🤖 AI Summary
This paper studies the Gaussian process (GP) multi-armed bandit problem, aiming to minimize cumulative regret under an unknown reward function residing in a reproducing kernel Hilbert space (RKHS). We propose a novel algorithmic framework integrating Gaussian process regression with maximum variance reduction (MVR), tailored to three critical settings: noiseless observations, unknown RKHS norm, and nonstationary (time-varying) noise variance. Our key contribution is the first derivation of a tight posterior variance upper bound, enabling noise-variance-dependent optimal regret bounds: near-optimal regret in the noiseless case; full adaptivity to unknown RKHS norm while achieving the minimax-optimal rate; and the first extension of theoretical optimality to kernelized heteroscedastic, time-varying noise regimes. The results unify Bayesian and frequentist perspectives and substantially advance the theoretical frontier of GP bandits.
📝 Abstract
We study the Gaussian process (GP) bandit problem, whose goal is to minimize regret under an unknown reward function lying in some reproducing kernel Hilbert space (RKHS).

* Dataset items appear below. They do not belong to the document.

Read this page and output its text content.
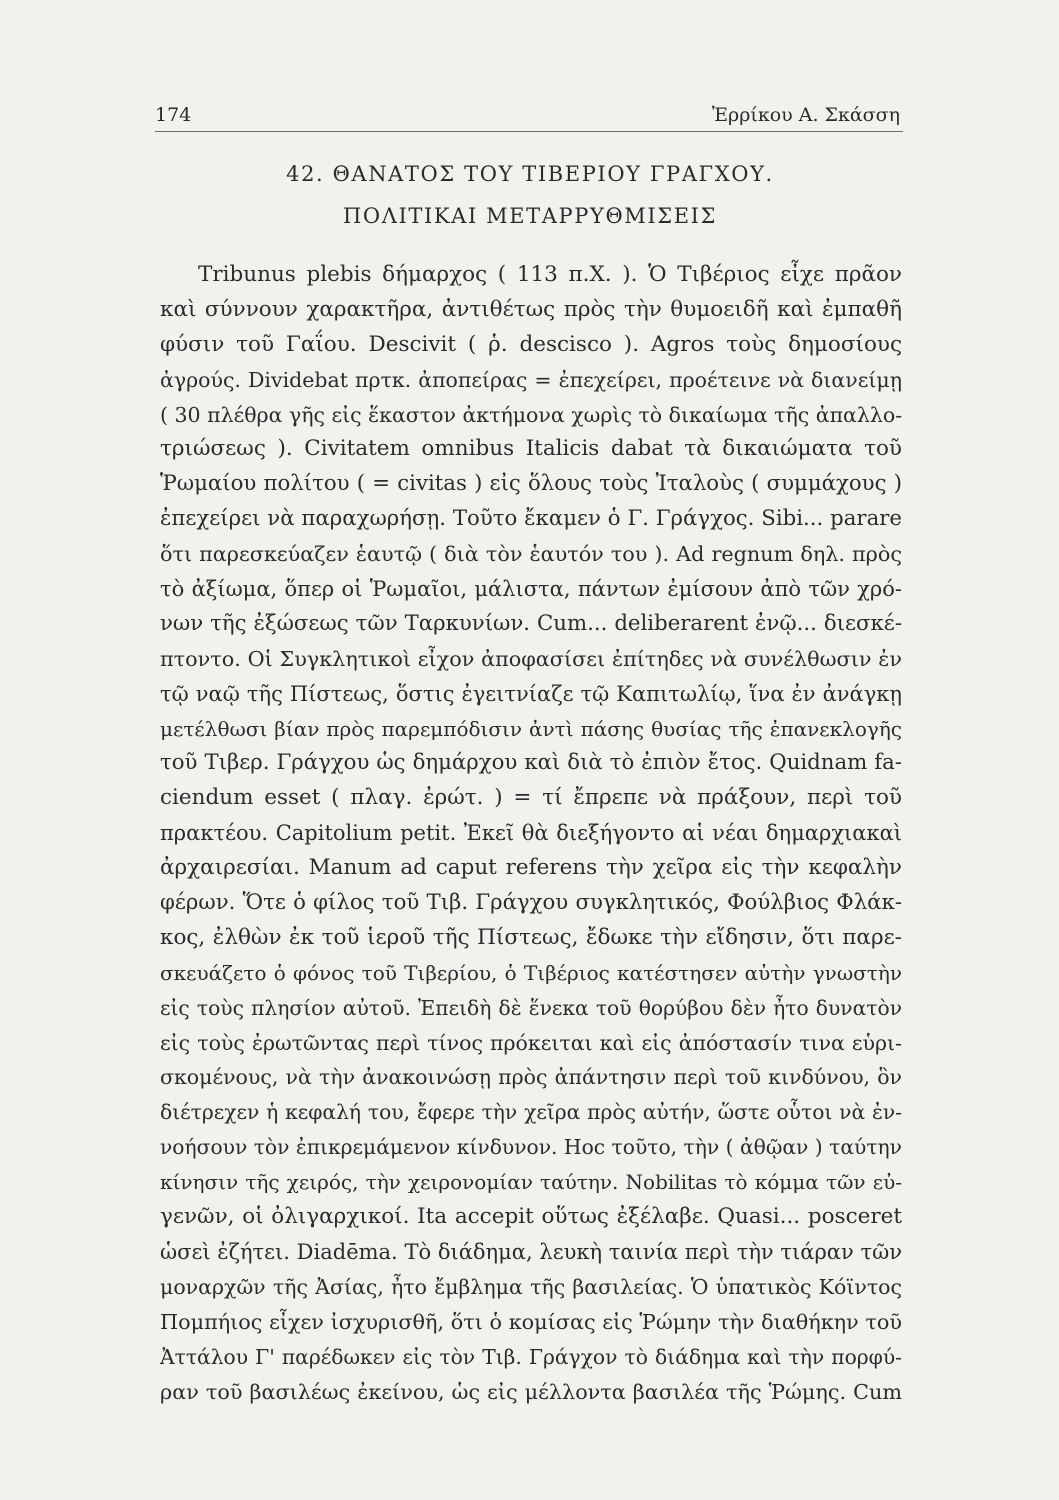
174	Ἐρρίκου Α. Σκάσση
42. ΘΑΝΑΤΟΣ ΤΟΥ ΤΙΒΕΡΙΟΥ ΓΡΑΓΧΟΥ.
ΠΟΛΙΤΙΚΑΙ ΜΕΤΑΡΡΥΘΜΙΣΕΙΣ
Tribunus plebis δήμαρχος ( 113 π.Χ. ). Ὁ Τιβέριος εἶχε πρᾶον
καὶ σύννουν χαρακτῆρα, ἀντιθέτως πρὸς τὴν θυμοειδῆ καὶ ἐμπαθῆ
φύσιν τοῦ Γαΐου. Descivit ( ῥ. descisco ). Agros τοὺς δημοσίους
ἀγρούς. Dividebat πρτκ. ἀποπείρας = ἐπεχείρει, προέτεινε νὰ διανείμῃ
( 30 πλέθρα γῆς εἰς ἕκαστον ἀκτήμονα χωρὶς τὸ δικαίωμα τῆς ἀπαλλο-
τριώσεως ). Civitatem omnibus Italicis dabat τὰ δικαιώματα τοῦ
Ῥωμαίου πολίτου ( = civitas ) εἰς ὅλους τοὺς Ἰταλοὺς ( συμμάχους )
ἐπεχείρει νὰ παραχωρήσῃ. Τοῦτο ἔκαμεν ὁ Γ. Γράγχος. Sibi... parare
ὅτι παρεσκεύαζεν ἑαυτῷ ( διὰ τὸν ἑαυτόν του ). Ad regnum δηλ. πρὸς
τὸ ἀξίωμα, ὅπερ οἱ Ῥωμαῖοι, μάλιστα, πάντων ἐμίσουν ἀπὸ τῶν χρό-
νων τῆς ἐξώσεως τῶν Ταρκυνίων. Cum... deliberarent ἐνῷ... διεσκέ-
πτοντο. Οἱ Συγκλητικοὶ εἶχον ἀποφασίσει ἐπίτηδες νὰ συνέλθωσιν ἐν
τῷ ναῷ τῆς Πίστεως, ὅστις ἐγειτνίαζε τῷ Καπιτωλίῳ, ἵνα ἐν ἀνάγκῃ
μετέλθωσι βίαν πρὸς παρεμπόδισιν ἀντὶ πάσης θυσίας τῆς ἐπανεκλογῆς
τοῦ Τιβερ. Γράγχου ὡς δημάρχου καὶ διὰ τὸ ἐπιὸν ἔτος. Quidnam fa-
ciendum esset ( πλαγ. ἐρώτ. ) = τί ἔπρεπε νὰ πράξουν, περὶ τοῦ
πρακτέου. Capitolium petit. Ἐκεῖ θὰ διεξήγοντο αἱ νέαι δημαρχιακαὶ
ἀρχαιρεσίαι. Manum ad caput referens τὴν χεῖρα εἰς τὴν κεφαλὴν
φέρων. Ὅτε ὁ φίλος τοῦ Τιβ. Γράγχου συγκλητικός, Φούλβιος Φλάκ-
κος, ἐλθὼν ἐκ τοῦ ἱεροῦ τῆς Πίστεως, ἔδωκε τὴν εἴδησιν, ὅτι παρε-
σκευάζετο ὁ φόνος τοῦ Τιβερίου, ὁ Τιβέριος κατέστησεν αὐτὴν γνωστὴν
εἰς τοὺς πλησίον αὐτοῦ. Ἐπειδὴ δὲ ἕνεκα τοῦ θορύβου δὲν ἦτο δυνατὸν
εἰς τοὺς ἐρωτῶντας περὶ τίνος πρόκειται καὶ εἰς ἀπόστασίν τινα εὑρι-
σκομένους, νὰ τὴν ἀνακοινώσῃ πρὸς ἀπάντησιν περὶ τοῦ κινδύνου, ὃν
διέτρεχεν ἡ κεφαλή του, ἔφερε τὴν χεῖρα πρὸς αὐτήν, ὥστε οὗτοι νὰ ἐν-
νοήσουν τὸν ἐπικρεμάμενον κίνδυνον. Hoc τοῦτο, τὴν ( ἀθῷαν ) ταύτην
κίνησιν τῆς χειρός, τὴν χειρονομίαν ταύτην. Nobilitas τὸ κόμμα τῶν εὐ-
γενῶν, οἱ ὀλιγαρχικοί. Ita accepit οὕτως ἐξέλαβε. Quasi... posceret
ὡσεὶ ἐζήτει. Diadēma. Τὸ διάδημα, λευκὴ ταινία περὶ τὴν τιάραν τῶν
μοναρχῶν τῆς Ἀσίας, ἦτο ἔμβλημα τῆς βασιλείας. Ὁ ὑπατικὸς Κόϊντος
Πομπήιος εἶχεν ἰσχυρισθῆ, ὅτι ὁ κομίσας εἰς Ῥώμην τὴν διαθήκην τοῦ
Ἀττάλου Γ' παρέδωκεν εἰς τὸν Τιβ. Γράγχον τὸ διάδημα καὶ τὴν πορφύ-
ραν τοῦ βασιλέως ἐκείνου, ὡς εἰς μέλλοντα βασιλέα τῆς Ῥώμης. Cum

The maximum posterior variance analysis is vital in analyzing near-optimal GP bandit algorithms such as maximum variance reduction (MVR) and phased elimination (PE). Therefore, we first show the new upper bound of the maximum posterior variance, which improves the dependence of the noise variance parameters of the GP. By leveraging this result, we refine the MVR and PE to obtain (i) a nearly optimal regret upper bound in the noiseless setting and (ii) regret upper bounds that are optimal with respect to the RKHS norm of the reward function. Furthermore, as another application of our proposed bound, we analyze the GP bandit under the time-varying noise variance setting, which is the kernelized extension of the linear bandit with heteroscedastic noise. For this problem, we show that MVR and PE-based algorithms achieve noise variance-dependent regret upper bounds, which matches our regret lower bound.